Despite the advancing/scratching problems, I was relieved to see that the 16 exposures I had made all came out. This time around, I decided to use the newer bottle of Rodinal for the stand and I had also mixed up some new fixer after the last batch went all pink. I had been tempted to try out the new batch of Diafine I had (finally) gotten around to mixing the day after the failed Rodinal stand but since I'd not been having the best photo luck in the new place, I decided not to tempt fate. While on the subject of teh new place and my less-than-great photo luck, get this: I open the new box of Diafine and see that each can is marked with a paper tag. Fine. Nothing new or surprising here. Each tag has a letter and series of numbers. The letter on each paper tag identifies whether the can is the powder for the A solution or the B solution. (It's crucial that none of the B solution mixes with, or gets into, the A solution.) Where things get confusing for me is that I happen to notice that the can with the paper tag marked B has two A's embossed in the metal of the can.
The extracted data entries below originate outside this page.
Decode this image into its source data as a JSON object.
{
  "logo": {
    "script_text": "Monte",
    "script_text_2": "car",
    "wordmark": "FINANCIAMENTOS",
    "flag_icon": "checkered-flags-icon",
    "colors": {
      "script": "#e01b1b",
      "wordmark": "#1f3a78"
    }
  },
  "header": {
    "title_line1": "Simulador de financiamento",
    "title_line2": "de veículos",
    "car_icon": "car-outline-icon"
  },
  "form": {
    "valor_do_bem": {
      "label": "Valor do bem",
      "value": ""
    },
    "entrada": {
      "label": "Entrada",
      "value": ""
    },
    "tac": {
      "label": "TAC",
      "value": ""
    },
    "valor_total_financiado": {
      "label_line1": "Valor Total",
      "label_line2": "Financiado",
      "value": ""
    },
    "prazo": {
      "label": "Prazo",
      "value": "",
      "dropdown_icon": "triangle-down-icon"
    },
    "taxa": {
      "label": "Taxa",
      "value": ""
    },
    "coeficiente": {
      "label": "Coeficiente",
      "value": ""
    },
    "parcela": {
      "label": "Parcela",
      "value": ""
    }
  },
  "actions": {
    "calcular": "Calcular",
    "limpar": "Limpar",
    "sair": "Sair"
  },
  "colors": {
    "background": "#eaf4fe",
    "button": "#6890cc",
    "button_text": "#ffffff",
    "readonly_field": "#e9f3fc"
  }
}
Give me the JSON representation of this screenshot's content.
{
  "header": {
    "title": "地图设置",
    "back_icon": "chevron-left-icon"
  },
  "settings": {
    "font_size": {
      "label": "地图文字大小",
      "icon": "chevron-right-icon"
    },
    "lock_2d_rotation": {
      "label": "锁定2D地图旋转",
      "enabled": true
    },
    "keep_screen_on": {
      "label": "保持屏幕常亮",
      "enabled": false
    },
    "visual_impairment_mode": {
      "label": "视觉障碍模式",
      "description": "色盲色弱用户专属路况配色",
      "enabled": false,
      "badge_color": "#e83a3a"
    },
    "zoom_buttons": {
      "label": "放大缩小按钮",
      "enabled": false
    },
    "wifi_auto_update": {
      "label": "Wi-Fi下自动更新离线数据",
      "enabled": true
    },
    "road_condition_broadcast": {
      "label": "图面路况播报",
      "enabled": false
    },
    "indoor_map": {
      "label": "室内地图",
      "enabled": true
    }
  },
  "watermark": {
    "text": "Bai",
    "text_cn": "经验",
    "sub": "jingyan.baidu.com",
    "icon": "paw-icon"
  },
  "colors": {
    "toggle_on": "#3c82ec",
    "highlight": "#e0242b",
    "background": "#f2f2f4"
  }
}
The can with the paper tag marked A has (you guessed it) two B's on the can. Sigh. Noting that one can is much heavier than the other, I attempt an online search to determine whether the A or B can of Diafine is typically heavier. I find nothing. So I call freestyle and try to explain the problem. The woman I spoke to there was extremely helpful. She pulled some Diafine from the shelf there and said that the product she was looking at was, in fact, properly marked. That is to say, the can embossed with the A's had the A sticker and the B can had the B sticker. She also confirmed for me that the B can was the heavier of the two. In the end, I decided to trust the paper tags. I mixed the new batch but, still not convinced that my run of less-than-great photo luck has run its course, I have not yet tested it.